Fissando un punto oltre Nasuada, Eragon disse: «E se non sono d'accordo con il cammino che hai scelto per me? E se sono convinto che ci siano modi più sicuri per esaudire ciò che mi chiedi?»

«E quali sarebbero, di grazia?» domandò Nasuada, con la mano a mezz'aria.

«Ci devo pensare, ma sono certo che ci sono.»

«Ci ho già pensato io, Eragon, e a lungo, anche. Che tu mi faccia da emissario è la nostra unica speranza di influenzare la scelta dei nani. Sono cresciuta tra loro, ricordatelo, e li capisco meglio della maggior parte degli esseri umani.»

«Sono sempre dell'idea che sia un errore» borbottò Eragon. «Manda Jörmundur, piuttosto, o un altro dei tuoi comandanti. Io non ci andrò, almeno non finché...»

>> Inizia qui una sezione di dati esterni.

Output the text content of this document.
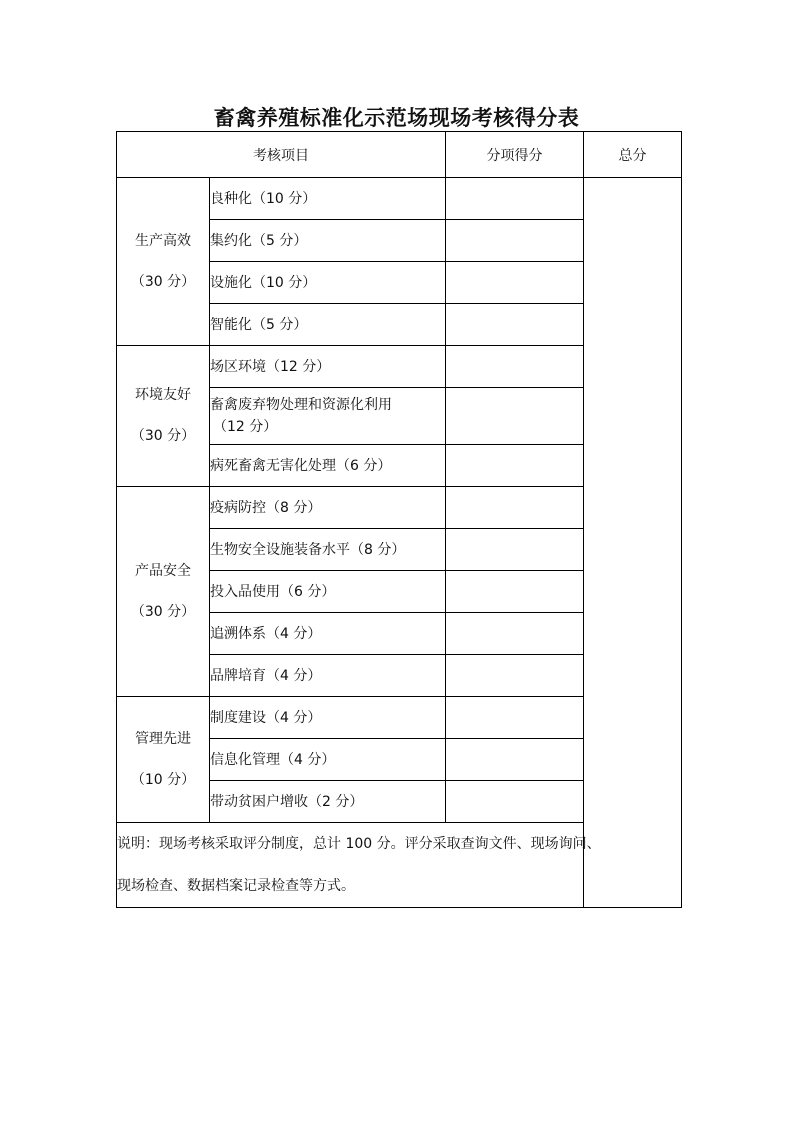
畜禽养殖标准化示范场现场考核得分表
考核项目		分项得分	总分

生产高效
（30 分）	良种化（10 分）		
	集约化（5 分）		
	设施化（10 分）		
	智能化（5 分）		

环境友好
（30 分）	场区环境（12 分）		

	畜禽废弃物处理和资源化利用
（12 分）		

	病死畜禽无害化处理（6 分）		

产品安全
（30 分）	疫病防控（8 分）		
	生物安全设施装备水平（8 分）		
	投入品使用（6 分）		
	追溯体系（4 分）		
	品牌培育（4 分）		

管理先进
（10 分）	制度建设（4 分）		
	信息化管理（4 分）		
	带动贫困户增收（2 分）		

说明：现场考核采取评分制度，总计 100 分。评分采取查询文件、现场询问、
现场检查、数据档案记录检查等方式。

«Non ci andrai?» ripeté Nasuada, alzando la voce. «Un vassallo che disobbedisce al proprio signore non è certo meglio di un guerriero che ignora il suo capitano sul campo di battaglia, e può essere punito allo stesso modo. In qualità di tua signora, dunque, ti ordino di correre fino al Farthen Dûr, che tu lo voglia oppure no, e assistere alla scelta del prossimo reggente dei nani.»

Furioso, Eragon respirava pesantemente dal naso e continuava a stringere e lasciare il pomolo del falcione.

In tono più pacato ma comunque circospetto, Nasuada aggiunse: «Che cosa farai, Eragon? Eseguirai i miei ordini o vuoi spodestarmi e assumere il comando dei Varden? Non hai altre possibilità.»

Turbato, Eragon rispose: «No, con te si può ragionare. Ti posso convincere in altri modi.»

«Invece no, perché non esiste un'alternativa che abbia le stesse probabilità di successo.»

Eragon incrociò il suo sguardo. «Potrei rifiutarmi di eseguire gli ordini e accettare la punizione che riterrai più opportuna.»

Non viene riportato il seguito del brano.